Andreas Persidis of Biovista talks to NGP about the transformational potential of drug repositioning.
NGP. Drug repositioning seems to be attracting increasing interest in the pharmaceutical world. Is there a real need for it?
Andreas Persidis. Drug repositioning has been attracting the interest of pharmaceutical and biotech companies for two reasons: commercial and scientific. On the commercial side, the simple truth is that company pipelines are not growing at the desired pace. At the same time, the return per dollar or euro spent in the lab has been steadily decreasing. Pharmaceuticals have been trying a number of tactics such as “light reformulations” that extend patent protection and company buyouts that instantly grow their pipelines with new compounds. These tactics, however, are proving less viable as regulatory bodies tighten their criteria and we begin to run out of companies to buy.
On the scientific side, the promise of certain technologies is not unfolding as hoped for. At the same time, we are all beginning to realise some of the limitations of our existing knowledge, not only at the disease, but also at the biology and drug mechanism levels. In this context, it makes sense to “milk the knowledge cow” by recombining our existing knowledge in as many new ways as possible, with the specific aim of identifying workable drug—therapeutic area correlations that have so far escaped our attention and screening systems. So, yes, in my opinion there is a real need for drug repositioning.
NGP. Is drug repositioning here to stay?
AP. I think drug repositioning is here to stay and eventually could even lead to the transformation of drug development as we currently know it. Drug repositioning represents a shift in the way we look at biology and develop drugs, by actively exploiting the interconnectivity of biological sub-systems and processes as well as the multi-faceted nature of disease mechanisms. The tools and methods that are currently developed with repositioning in mind, could however be applied to de novo compound discoveries, as well as to improving our understanding of biology itself. Then, there is a very sound financial argument that works in favour of repositioning. In certain circumstances repositioning can deliver results for 20 percent of the typical cost of bringing a new compound to phase II using traditional approaches.
Finally, there are efficiency reasons that make active repositioning a sensible strategy to follow. I think it is clear that every VP of clinical or business development wants to know all viable uses of the compounds at their disposal so as to maximise the exploitation potential of their company’s portfolio. This is not presently the case, and drug repositioning is one good way to address the issue.
NGP. In a drug repositioning context, what is the role of academia and of traditional drug development processes?
AP. By definition, drug repositioning works on existing knowledge – it reshuffles what we know about diseases and compounds in new and interesting ways that hopefully lead to new or better therapies. But many may hold that much that can be repositioned already has been. Here however, we need to remember that each new bit of knowledge interacts with many prior bits of knowledge, potentially creating opportunity for new discoveries.
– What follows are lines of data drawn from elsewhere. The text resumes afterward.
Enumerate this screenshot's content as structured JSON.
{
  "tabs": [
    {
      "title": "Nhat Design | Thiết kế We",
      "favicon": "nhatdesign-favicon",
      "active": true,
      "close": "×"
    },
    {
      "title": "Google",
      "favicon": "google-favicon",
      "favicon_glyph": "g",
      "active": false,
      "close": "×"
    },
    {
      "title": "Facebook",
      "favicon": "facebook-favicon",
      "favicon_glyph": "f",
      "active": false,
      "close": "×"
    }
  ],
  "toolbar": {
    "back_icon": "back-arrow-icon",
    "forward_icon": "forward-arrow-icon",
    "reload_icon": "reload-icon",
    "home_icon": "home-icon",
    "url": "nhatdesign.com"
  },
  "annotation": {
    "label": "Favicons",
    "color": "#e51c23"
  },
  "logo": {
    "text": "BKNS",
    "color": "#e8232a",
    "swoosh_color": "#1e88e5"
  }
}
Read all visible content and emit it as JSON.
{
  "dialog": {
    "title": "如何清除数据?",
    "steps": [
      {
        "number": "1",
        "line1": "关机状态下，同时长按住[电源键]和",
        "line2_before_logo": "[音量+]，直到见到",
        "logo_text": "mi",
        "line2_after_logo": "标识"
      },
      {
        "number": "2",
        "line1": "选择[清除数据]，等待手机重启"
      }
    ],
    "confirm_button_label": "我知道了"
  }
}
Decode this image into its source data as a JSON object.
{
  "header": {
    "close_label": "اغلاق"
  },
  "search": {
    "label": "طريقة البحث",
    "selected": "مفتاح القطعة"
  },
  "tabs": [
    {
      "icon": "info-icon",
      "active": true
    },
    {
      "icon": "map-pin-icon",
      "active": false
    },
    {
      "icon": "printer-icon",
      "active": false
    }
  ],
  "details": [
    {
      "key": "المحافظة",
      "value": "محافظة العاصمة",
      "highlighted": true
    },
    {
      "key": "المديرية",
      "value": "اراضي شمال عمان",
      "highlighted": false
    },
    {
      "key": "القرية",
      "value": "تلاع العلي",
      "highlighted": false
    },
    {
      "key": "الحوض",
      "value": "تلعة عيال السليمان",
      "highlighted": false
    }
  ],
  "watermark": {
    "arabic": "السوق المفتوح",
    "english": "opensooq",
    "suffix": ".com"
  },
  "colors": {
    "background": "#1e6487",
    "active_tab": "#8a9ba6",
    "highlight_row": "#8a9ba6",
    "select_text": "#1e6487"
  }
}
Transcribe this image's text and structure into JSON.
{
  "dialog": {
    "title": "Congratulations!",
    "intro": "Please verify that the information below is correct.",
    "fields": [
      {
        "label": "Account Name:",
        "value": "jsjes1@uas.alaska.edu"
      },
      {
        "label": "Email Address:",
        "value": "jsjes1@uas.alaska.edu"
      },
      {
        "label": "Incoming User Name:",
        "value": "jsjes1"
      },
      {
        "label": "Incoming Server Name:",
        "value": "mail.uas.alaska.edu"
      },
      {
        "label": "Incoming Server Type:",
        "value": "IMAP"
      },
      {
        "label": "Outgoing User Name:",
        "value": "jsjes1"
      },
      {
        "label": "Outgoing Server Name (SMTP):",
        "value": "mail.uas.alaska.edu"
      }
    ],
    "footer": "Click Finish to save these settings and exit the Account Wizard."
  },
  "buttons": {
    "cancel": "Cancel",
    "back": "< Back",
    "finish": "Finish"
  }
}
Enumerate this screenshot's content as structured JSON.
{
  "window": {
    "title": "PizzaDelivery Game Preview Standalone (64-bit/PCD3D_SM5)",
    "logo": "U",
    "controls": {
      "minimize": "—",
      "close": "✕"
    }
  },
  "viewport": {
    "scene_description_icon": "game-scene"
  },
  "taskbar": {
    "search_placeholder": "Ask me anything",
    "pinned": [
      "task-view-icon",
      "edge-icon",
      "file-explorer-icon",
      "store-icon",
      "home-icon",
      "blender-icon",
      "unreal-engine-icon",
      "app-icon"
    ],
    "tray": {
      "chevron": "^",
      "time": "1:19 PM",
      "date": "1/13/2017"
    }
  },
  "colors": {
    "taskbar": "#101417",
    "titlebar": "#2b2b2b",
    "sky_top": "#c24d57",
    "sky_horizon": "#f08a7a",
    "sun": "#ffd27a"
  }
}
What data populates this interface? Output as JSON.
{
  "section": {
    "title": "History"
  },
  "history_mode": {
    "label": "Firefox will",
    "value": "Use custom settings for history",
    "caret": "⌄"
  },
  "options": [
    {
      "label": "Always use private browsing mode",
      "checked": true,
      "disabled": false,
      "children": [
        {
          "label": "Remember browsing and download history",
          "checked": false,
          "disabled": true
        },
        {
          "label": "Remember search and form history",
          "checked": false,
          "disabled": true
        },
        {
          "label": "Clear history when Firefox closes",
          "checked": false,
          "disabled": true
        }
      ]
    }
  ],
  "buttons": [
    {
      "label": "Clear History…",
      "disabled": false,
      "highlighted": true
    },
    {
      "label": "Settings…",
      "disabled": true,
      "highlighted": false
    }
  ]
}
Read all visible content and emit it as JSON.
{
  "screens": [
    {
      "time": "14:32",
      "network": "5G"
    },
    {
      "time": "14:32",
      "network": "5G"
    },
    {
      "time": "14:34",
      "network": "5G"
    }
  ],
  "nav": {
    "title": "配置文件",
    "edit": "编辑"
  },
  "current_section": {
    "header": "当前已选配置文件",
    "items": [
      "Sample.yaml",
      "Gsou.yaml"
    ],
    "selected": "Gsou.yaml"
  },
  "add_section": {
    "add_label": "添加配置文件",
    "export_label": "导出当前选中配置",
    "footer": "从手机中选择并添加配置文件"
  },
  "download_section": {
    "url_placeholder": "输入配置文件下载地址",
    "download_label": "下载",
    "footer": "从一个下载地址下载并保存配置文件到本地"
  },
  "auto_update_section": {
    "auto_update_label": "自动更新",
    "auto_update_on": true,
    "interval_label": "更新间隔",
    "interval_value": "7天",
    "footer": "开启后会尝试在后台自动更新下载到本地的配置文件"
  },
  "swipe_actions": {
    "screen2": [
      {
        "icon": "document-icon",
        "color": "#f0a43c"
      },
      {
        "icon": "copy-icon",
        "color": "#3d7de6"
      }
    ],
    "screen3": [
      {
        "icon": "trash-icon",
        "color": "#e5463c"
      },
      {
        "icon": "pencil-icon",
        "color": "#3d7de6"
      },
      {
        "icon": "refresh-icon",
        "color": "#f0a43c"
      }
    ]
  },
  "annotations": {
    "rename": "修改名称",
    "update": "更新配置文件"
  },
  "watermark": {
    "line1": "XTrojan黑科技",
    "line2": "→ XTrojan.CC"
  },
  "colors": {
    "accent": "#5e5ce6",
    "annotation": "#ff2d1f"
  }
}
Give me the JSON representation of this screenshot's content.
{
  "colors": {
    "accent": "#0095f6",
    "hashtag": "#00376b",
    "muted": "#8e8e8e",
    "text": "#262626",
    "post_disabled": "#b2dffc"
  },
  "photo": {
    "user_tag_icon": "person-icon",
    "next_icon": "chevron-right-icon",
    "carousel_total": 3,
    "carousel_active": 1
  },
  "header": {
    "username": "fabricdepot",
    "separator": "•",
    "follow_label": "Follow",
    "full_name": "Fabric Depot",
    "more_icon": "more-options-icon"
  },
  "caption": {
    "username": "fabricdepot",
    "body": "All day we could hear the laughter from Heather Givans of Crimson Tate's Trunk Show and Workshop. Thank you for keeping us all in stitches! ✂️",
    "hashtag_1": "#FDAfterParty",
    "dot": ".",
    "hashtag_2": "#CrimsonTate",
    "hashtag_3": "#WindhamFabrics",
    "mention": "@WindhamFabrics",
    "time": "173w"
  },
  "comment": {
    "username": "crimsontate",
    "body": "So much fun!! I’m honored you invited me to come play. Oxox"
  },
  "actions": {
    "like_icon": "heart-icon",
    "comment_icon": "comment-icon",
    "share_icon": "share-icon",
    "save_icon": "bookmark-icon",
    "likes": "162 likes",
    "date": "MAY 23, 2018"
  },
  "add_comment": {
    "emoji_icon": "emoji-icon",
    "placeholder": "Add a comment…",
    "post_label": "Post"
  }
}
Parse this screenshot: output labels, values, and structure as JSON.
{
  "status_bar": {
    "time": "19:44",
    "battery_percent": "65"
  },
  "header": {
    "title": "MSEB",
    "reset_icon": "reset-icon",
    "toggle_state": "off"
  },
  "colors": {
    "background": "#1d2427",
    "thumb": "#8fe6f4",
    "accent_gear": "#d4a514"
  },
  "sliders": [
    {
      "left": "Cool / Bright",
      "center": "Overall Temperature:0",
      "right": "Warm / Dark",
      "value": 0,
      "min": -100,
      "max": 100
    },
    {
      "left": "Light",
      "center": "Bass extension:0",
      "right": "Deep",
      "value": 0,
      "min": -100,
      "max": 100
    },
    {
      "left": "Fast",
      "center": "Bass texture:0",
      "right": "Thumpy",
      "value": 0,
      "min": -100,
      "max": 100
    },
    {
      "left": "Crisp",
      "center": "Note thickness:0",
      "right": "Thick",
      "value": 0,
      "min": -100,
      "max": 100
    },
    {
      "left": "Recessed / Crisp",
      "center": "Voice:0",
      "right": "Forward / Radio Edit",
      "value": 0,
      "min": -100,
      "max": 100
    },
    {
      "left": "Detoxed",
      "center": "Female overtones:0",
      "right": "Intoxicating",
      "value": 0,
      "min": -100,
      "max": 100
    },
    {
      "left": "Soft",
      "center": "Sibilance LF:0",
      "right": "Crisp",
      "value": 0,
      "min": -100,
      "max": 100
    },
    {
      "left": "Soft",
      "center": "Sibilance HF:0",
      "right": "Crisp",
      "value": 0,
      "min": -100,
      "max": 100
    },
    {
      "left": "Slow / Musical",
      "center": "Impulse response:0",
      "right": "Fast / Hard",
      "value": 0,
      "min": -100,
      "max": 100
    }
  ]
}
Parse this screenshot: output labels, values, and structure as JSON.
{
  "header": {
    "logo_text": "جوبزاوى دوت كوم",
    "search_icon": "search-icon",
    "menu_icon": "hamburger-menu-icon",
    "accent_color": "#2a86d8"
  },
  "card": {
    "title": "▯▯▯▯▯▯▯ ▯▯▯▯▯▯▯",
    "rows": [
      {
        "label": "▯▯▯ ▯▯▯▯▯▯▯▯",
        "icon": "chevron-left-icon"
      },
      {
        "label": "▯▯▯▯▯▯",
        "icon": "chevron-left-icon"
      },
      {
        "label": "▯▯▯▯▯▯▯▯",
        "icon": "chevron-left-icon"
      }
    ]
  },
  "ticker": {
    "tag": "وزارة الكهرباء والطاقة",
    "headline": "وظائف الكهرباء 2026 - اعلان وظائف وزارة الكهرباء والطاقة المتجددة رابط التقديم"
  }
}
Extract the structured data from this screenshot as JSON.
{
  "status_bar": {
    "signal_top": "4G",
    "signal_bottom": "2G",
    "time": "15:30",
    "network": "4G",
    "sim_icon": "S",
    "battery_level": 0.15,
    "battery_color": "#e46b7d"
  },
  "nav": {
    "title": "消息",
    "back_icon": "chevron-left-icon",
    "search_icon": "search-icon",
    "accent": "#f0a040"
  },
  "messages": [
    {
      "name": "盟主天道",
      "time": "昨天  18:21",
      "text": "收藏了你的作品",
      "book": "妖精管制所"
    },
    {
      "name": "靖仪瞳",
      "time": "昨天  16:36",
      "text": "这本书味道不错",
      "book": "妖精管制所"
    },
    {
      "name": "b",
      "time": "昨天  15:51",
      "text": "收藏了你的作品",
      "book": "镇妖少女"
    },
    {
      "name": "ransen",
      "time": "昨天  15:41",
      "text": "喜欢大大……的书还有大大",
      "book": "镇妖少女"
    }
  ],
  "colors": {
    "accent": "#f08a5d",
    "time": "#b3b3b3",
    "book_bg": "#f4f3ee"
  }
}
If we look at each new discovery as a singular chunk of knowledge, then every single new chunk that is added to our existing collection of chunks (our entire body of biological and drug knowledge) creates thousands, if not millions, of new combinations to be explored. It is also clear that the clinical trials phases are here to stay for quite some time. Drug repositioning holds some significant promise to shorten and make less costly the development of drugs; it is clear, however, that traditional scientific discovery as currently practiced in academia will continue to play a significant role.
NGP. Is there a best way in which drug repositioning can be practiced?
AP. Drug repositioning is not a new idea. It has been happening since the early 1990s, mostly as a serendipitous process. in recent years, however, and as its value becomes more evident, a number of companies have developed tools to make the process more systematic. Most use mathematical or other models that by necessity make certain assumptions and may omit seemingly unrelated but probably relevant knowledge. They also tend to focus on the benefit side of the equation, i.e., finding the new application for the compound or drug. Some companies, such as Biovista, go a step further by simultaneously addressing the risk side of the equation, namely the adverse effects profile, making for much more balanced predictions of the clinical outcome of the repositioned drug.